Other aspects of the new charter have also caused consternation. While there is a supreme court to rule on the constitutionality of laws, ordinary citizens are barred from bringing challenges unless they have proper legal standing. While the free access of citizens to information held by the state is affirmed, it is also stated that the state itself will only release information which it deems to be true.

Citizenship rights, particularly for Haitian migrants – the subject of ongoing international controversy – are addressed at length. The new constitution maintains the current wording barring automatic citizenship for those born here of parents of foreign diplomats or "in transit" and adds the words "or those who are in this country illegally".

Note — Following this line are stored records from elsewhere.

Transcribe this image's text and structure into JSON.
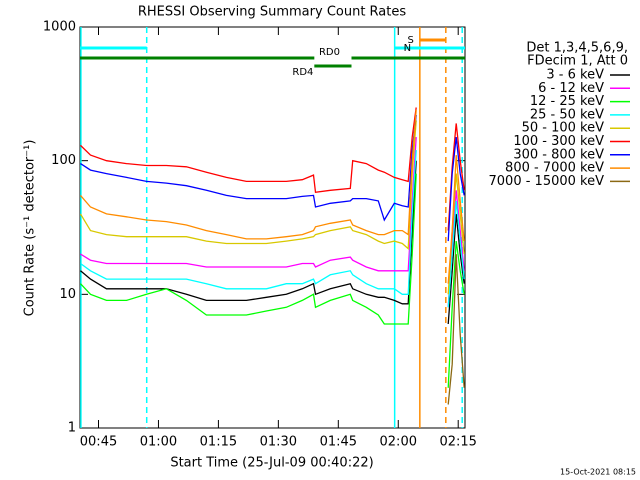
{
  "chart_data": {
    "type": "line",
    "title": "RHESSI Observing Summary Count Rates",
    "x_label": "Start Time (25-Jul-09 00:40:22)",
    "y_label": "Count Rate (s⁻¹ detector⁻¹)",
    "legend_header": [
      "Det 1,3,4,5,6,9,",
      "FDecim 1, Att 0"
    ],
    "footer": "15-Oct-2021 08:15",
    "log_y": true,
    "legend_position": "right",
    "xlim": [
      40.37,
      136.7
    ],
    "ylim": [
      1,
      1000
    ],
    "yticks": [
      1,
      10,
      100,
      1000
    ],
    "xticks": [
      {
        "value": 45,
        "label": "00:45"
      },
      {
        "value": 60,
        "label": "01:00"
      },
      {
        "value": 75,
        "label": "01:15"
      },
      {
        "value": 90,
        "label": "01:30"
      },
      {
        "value": 105,
        "label": "01:45"
      },
      {
        "value": 120,
        "label": "02:00"
      },
      {
        "value": 135,
        "label": "02:15"
      }
    ],
    "x": [
      40.5,
      43,
      47,
      52,
      57,
      62,
      67,
      72,
      77,
      82,
      87,
      92,
      96,
      98.8,
      99.3,
      103,
      108,
      108.6,
      112,
      115,
      116.5,
      119,
      121,
      122.5,
      123.5,
      124.5,
      128,
      132.5,
      133.5,
      134.5,
      135.5,
      136.5
    ],
    "series": [
      {
        "name": "3 - 6 keV",
        "color": "#000000",
        "values": [
          15,
          13,
          11,
          11,
          11,
          11,
          10,
          9,
          9,
          9,
          9.5,
          10,
          11,
          12,
          10,
          11,
          12,
          11,
          10,
          9.5,
          9.5,
          9,
          8.5,
          8.5,
          30,
          100,
          null,
          6,
          15,
          40,
          20,
          12
        ]
      },
      {
        "name": "6 - 12 keV",
        "color": "#ff00ff",
        "values": [
          20,
          18,
          17,
          17,
          17,
          17,
          17,
          16,
          16,
          16,
          16,
          16,
          17,
          17,
          16,
          18,
          19,
          18,
          16,
          15,
          15,
          15,
          15,
          15,
          50,
          150,
          null,
          8,
          25,
          60,
          30,
          15
        ]
      },
      {
        "name": "12 - 25 keV",
        "color": "#00ff00",
        "values": [
          12,
          10,
          9,
          9,
          10,
          11,
          9,
          7,
          7,
          7,
          7.5,
          8,
          9,
          10,
          8,
          9,
          10,
          9,
          8,
          7,
          6,
          6,
          6,
          6,
          20,
          80,
          null,
          2,
          8,
          25,
          15,
          10
        ]
      },
      {
        "name": "25 - 50 keV",
        "color": "#00ffff",
        "values": [
          17,
          15,
          13,
          13,
          13,
          13,
          13,
          12,
          11,
          11,
          11,
          12,
          12,
          13,
          12,
          14,
          15,
          14,
          12,
          11,
          11,
          11,
          10,
          10,
          40,
          120,
          null,
          8,
          20,
          50,
          25,
          13
        ]
      },
      {
        "name": "50 - 100 keV",
        "color": "#d8c800",
        "values": [
          40,
          30,
          28,
          27,
          27,
          27,
          27,
          25,
          24,
          24,
          24,
          25,
          26,
          27,
          28,
          30,
          32,
          30,
          28,
          25,
          24,
          25,
          24,
          22,
          80,
          200,
          null,
          10,
          30,
          80,
          40,
          20
        ]
      },
      {
        "name": "100 - 300 keV",
        "color": "#ff0000",
        "values": [
          130,
          110,
          100,
          95,
          92,
          92,
          90,
          82,
          75,
          70,
          70,
          70,
          72,
          78,
          58,
          60,
          62,
          100,
          95,
          85,
          82,
          75,
          72,
          70,
          150,
          250,
          null,
          30,
          90,
          190,
          100,
          60
        ]
      },
      {
        "name": "300 - 800 keV",
        "color": "#0000ff",
        "values": [
          95,
          85,
          80,
          75,
          70,
          68,
          65,
          60,
          55,
          52,
          52,
          52,
          54,
          55,
          45,
          48,
          50,
          52,
          52,
          50,
          36,
          48,
          46,
          45,
          120,
          220,
          null,
          25,
          80,
          150,
          80,
          55
        ]
      },
      {
        "name": "800 - 7000 keV",
        "color": "#ff8c00",
        "values": [
          55,
          45,
          40,
          38,
          36,
          35,
          33,
          30,
          28,
          26,
          26,
          27,
          28,
          30,
          32,
          34,
          36,
          33,
          30,
          28,
          28,
          30,
          30,
          28,
          100,
          240,
          null,
          12,
          30,
          110,
          50,
          25
        ]
      },
      {
        "name": "7000 - 15000 keV",
        "color": "#8b6914",
        "values": [
          null,
          null,
          null,
          null,
          null,
          null,
          null,
          null,
          null,
          null,
          null,
          null,
          null,
          null,
          null,
          null,
          null,
          null,
          null,
          null,
          null,
          null,
          null,
          null,
          null,
          2,
          null,
          1.5,
          3,
          20,
          5,
          2
        ]
      }
    ],
    "flags": [
      {
        "label": "N",
        "color": "#00ffff",
        "ranges": [
          [
            40.37,
            57.06
          ],
          [
            119.1,
            136.7
          ]
        ]
      },
      {
        "label": "S",
        "color": "#ff8c00",
        "ranges": [
          [
            125.4,
            131.9
          ]
        ]
      },
      {
        "label": "RD0",
        "color": "#008000",
        "ranges": [
          [
            40.37,
            99
          ],
          [
            108.3,
            136.7
          ]
        ]
      },
      {
        "label": "RD4",
        "color": "#008000",
        "ranges": [
          [
            99,
            108.3
          ]
        ]
      }
    ],
    "vlines": [
      {
        "x": 40.6,
        "color": "#00ffff",
        "dashed": false
      },
      {
        "x": 57.06,
        "color": "#00ffff",
        "dashed": true
      },
      {
        "x": 119.1,
        "color": "#00ffff",
        "dashed": false
      },
      {
        "x": 125.4,
        "color": "#ff8c00",
        "dashed": false
      },
      {
        "x": 131.9,
        "color": "#ff8c00",
        "dashed": true
      },
      {
        "x": 136,
        "color": "#00ffff",
        "dashed": true
      }
    ]
  }
}
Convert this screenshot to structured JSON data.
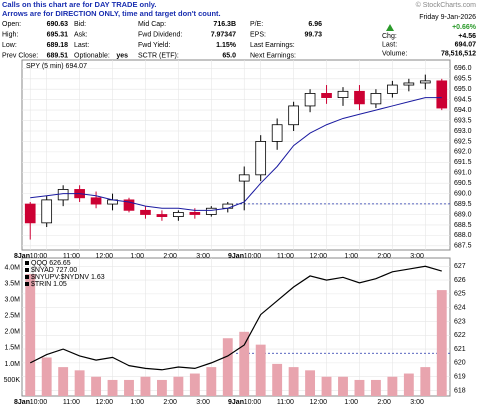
{
  "header": {
    "note": [
      "Calls on this chart are for DAY TRADE only.",
      "Arrows are for DIRECTION ONLY, time and target don't count."
    ],
    "brand": "© StockCharts.com",
    "columns": [
      [
        [
          "Open:",
          "690.63"
        ],
        [
          "High:",
          "695.31"
        ],
        [
          "Low:",
          "689.18"
        ],
        [
          "Prev Close:",
          "689.51"
        ]
      ],
      [
        [
          "Bid:"
        ],
        [
          "Ask:"
        ],
        [
          "Last:"
        ],
        [
          "Optionable:",
          "yes"
        ]
      ],
      [
        [
          "Mid Cap:",
          "716.3B"
        ],
        [
          "Fwd Dividend:",
          "7.97347"
        ],
        [
          "Fwd Yield:",
          "1.15%"
        ],
        [
          "SCTR (ETF):",
          "65.0"
        ]
      ],
      [
        [
          "P/E:",
          "6.96"
        ],
        [
          "EPS:",
          "99.73"
        ],
        [
          "Last Earnings:"
        ],
        [
          "Next Earnings:"
        ]
      ]
    ],
    "date": "Friday 9-Jan-2026",
    "change_pct": "+0.66%",
    "summary": [
      [
        "Chg:",
        "+4.56"
      ],
      [
        "Last:",
        "694.07"
      ],
      [
        "Volume:",
        "78,516,512"
      ]
    ]
  },
  "chart_data": [
    {
      "type": "candlestick",
      "legend": "SPY (5 min) 694.07",
      "categories": [
        "8Jan",
        "10:00",
        null,
        "11:00",
        null,
        "12:00",
        null,
        "1:00",
        null,
        "2:00",
        null,
        "3:00",
        null,
        "9Jan",
        "10:00",
        null,
        "11:00",
        null,
        "12:00",
        null,
        "1:00",
        null,
        "2:00",
        null,
        "3:00",
        null
      ],
      "open": [
        689.5,
        688.6,
        689.7,
        690.2,
        689.8,
        689.5,
        689.7,
        689.2,
        689.0,
        688.9,
        689.1,
        689.0,
        689.3,
        690.6,
        690.9,
        692.5,
        693.3,
        694.2,
        694.8,
        694.6,
        694.9,
        694.3,
        694.8,
        695.2,
        695.3,
        695.4
      ],
      "high": [
        689.6,
        689.9,
        690.4,
        690.4,
        690.1,
        690.0,
        689.8,
        689.4,
        689.2,
        689.2,
        689.3,
        689.4,
        689.6,
        691.3,
        692.8,
        693.6,
        694.4,
        695.0,
        695.2,
        695.1,
        695.2,
        695.0,
        695.4,
        695.5,
        695.7,
        695.5
      ],
      "low": [
        687.8,
        688.4,
        689.4,
        689.6,
        689.3,
        689.2,
        689.1,
        688.8,
        688.7,
        688.7,
        688.8,
        688.9,
        689.1,
        689.2,
        690.6,
        692.1,
        693.0,
        693.9,
        694.3,
        694.2,
        694.0,
        694.1,
        694.6,
        694.9,
        695.0,
        694.0
      ],
      "close": [
        688.6,
        689.7,
        690.2,
        689.8,
        689.5,
        689.7,
        689.2,
        689.0,
        688.9,
        689.1,
        689.0,
        689.3,
        689.5,
        690.9,
        692.5,
        693.3,
        694.2,
        694.8,
        694.6,
        694.9,
        694.3,
        694.8,
        695.2,
        695.3,
        695.4,
        694.1
      ],
      "up_color": "#000000",
      "down_color": "#cc0033",
      "ma": {
        "color": "#1a1aa0",
        "values": [
          689.8,
          689.9,
          690.0,
          690.0,
          689.9,
          689.7,
          689.6,
          689.4,
          689.3,
          689.3,
          689.2,
          689.2,
          689.3,
          689.6,
          690.5,
          691.3,
          692.3,
          692.9,
          693.3,
          693.6,
          693.8,
          694.0,
          694.2,
          694.4,
          694.6,
          694.6
        ]
      },
      "prev_close_line": 689.51,
      "ylim": [
        687.3,
        696.4
      ],
      "yticks": [
        {
          "value": 696,
          "label": "696.0"
        },
        {
          "value": 695.5,
          "label": "695.5"
        },
        {
          "value": 695,
          "label": "695.0"
        },
        {
          "value": 694.5,
          "label": "694.5"
        },
        {
          "value": 694,
          "label": "694.0"
        },
        {
          "value": 693.5,
          "label": "693.5"
        },
        {
          "value": 693,
          "label": "693.0"
        },
        {
          "value": 692.5,
          "label": "692.5"
        },
        {
          "value": 692,
          "label": "692.0"
        },
        {
          "value": 691.5,
          "label": "691.5"
        },
        {
          "value": 691,
          "label": "691.0"
        },
        {
          "value": 690.5,
          "label": "690.5"
        },
        {
          "value": 690,
          "label": "690.0"
        },
        {
          "value": 689.5,
          "label": "689.5"
        },
        {
          "value": 689,
          "label": "689.0"
        },
        {
          "value": 688.5,
          "label": "688.5"
        },
        {
          "value": 688,
          "label": "688.0"
        },
        {
          "value": 687.5,
          "label": "687.5"
        }
      ],
      "grid": true
    },
    {
      "type": "line",
      "legend": [
        "QQQ 626.65",
        "$NYAD 727.00",
        "$NYUPV:$NYDNV 1.63",
        "$TRIN 1.05"
      ],
      "categories": [
        "8Jan",
        "10:00",
        null,
        "11:00",
        null,
        "12:00",
        null,
        "1:00",
        null,
        "2:00",
        null,
        "3:00",
        null,
        "9Jan",
        "10:00",
        null,
        "11:00",
        null,
        "12:00",
        null,
        "1:00",
        null,
        "2:00",
        null,
        "3:00",
        null
      ],
      "series": [
        {
          "name": "QQQ",
          "color": "#000000",
          "values": [
            620.0,
            620.6,
            621.0,
            620.5,
            620.2,
            620.4,
            619.8,
            619.6,
            619.5,
            619.7,
            619.6,
            620.0,
            620.5,
            621.3,
            623.5,
            624.5,
            625.5,
            626.3,
            626.0,
            626.2,
            625.8,
            626.1,
            626.6,
            626.8,
            627.0,
            626.65
          ]
        }
      ],
      "volume": {
        "color": "#e8a4ae",
        "values": [
          3800000,
          1200000,
          900000,
          800000,
          600000,
          500000,
          500000,
          600000,
          500000,
          600000,
          700000,
          900000,
          1800000,
          2000000,
          1600000,
          1000000,
          900000,
          800000,
          600000,
          600000,
          500000,
          500000,
          600000,
          700000,
          900000,
          3300000
        ]
      },
      "prev_close_line": 620.7,
      "ylim": [
        617.6,
        627.6
      ],
      "yticks": [
        627,
        626,
        625,
        624,
        623,
        622,
        621,
        620,
        619,
        618
      ],
      "vlim": [
        0,
        4300000
      ],
      "vticks": [
        {
          "value": 4000000,
          "label": "4.0M"
        },
        {
          "value": 3500000,
          "label": "3.5M"
        },
        {
          "value": 3000000,
          "label": "3.0M"
        },
        {
          "value": 2500000,
          "label": "2.5M"
        },
        {
          "value": 2000000,
          "label": "2.0M"
        },
        {
          "value": 1500000,
          "label": "1.5M"
        },
        {
          "value": 1000000,
          "label": "1.0M"
        },
        {
          "value": 500000,
          "label": "500K"
        }
      ],
      "grid": true
    }
  ]
}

However, it does extend citizenship to those who are born here who do not have the rights of citizenship in any other nation, clearing up a matter of statelessness for many grandchildren of Haitians. Under the Haitian constitution, one may only claim citizenship if one's parents are born in Haiti.

Although there was little public protest, marriage is now defined as solely between a man and woman. This makes the Dominican Republic the only nation in the world to ban homosexual marriage at the constitutional level.

At the same time, many regulations and rights are now made explicit in this constitution which were previously absent.

Administrative corruption of public officials is now a constitutional offence. Officials are barred from holding more than one paid government position. Rights to labour organising, strikes, public education, and swift justice with the presumption of innocence are all now constitutional rights.

In a roundtable discussion held by FINJUS (Fundacion Institucionalidad y Justicia), a civic group that has studied and provided detailed input into the reform process, Flavio Dario Espinal, a former ambassador to the United States, reviewed the most important aspects of the new charter.

"We cannot say now whether this constitution will be progressive or not," he cautioned. "Often the points that we think are important now will in fact not be important in the future. And yet something that we have not even considered now may turn out to be exceedingly important in the future."

Espinal pointed out that this constitution was, for the first time, the result of a consensus among the two major political parties, with the aid of the third party. Earlier constitutions were imposed on the nation by one leader or one party.

However, he recommended that the entire constitution be subjected to a referendum.

That suggestion was rejected by Frank Martinez, a member of the Assembly, who claimed that average citizens were not adequately informed or educated to vote on the constitution and that their votes would be subject to bribery and corruption.

Because of the collusion of the political parties, many members of the public are sceptical that it will serve the greater good.

Julio Cesar Vargas, an instructor of political science at Intec, voiced the suspicions shared by many.

"This constitution was made by agreement with the political parties, with the thoughts of those who are in power, not to expand the rights or the protection of the citizens," he said. "The constitution was not a result of the opinion of those from below but those who already have and wish to consolidate their power."

"They have cut back on the rights of the citizens. For example, they have placed religion in the place of science in the regulations on abortion. It was not discussed with all the depth needed to reflect what the people really think," he added.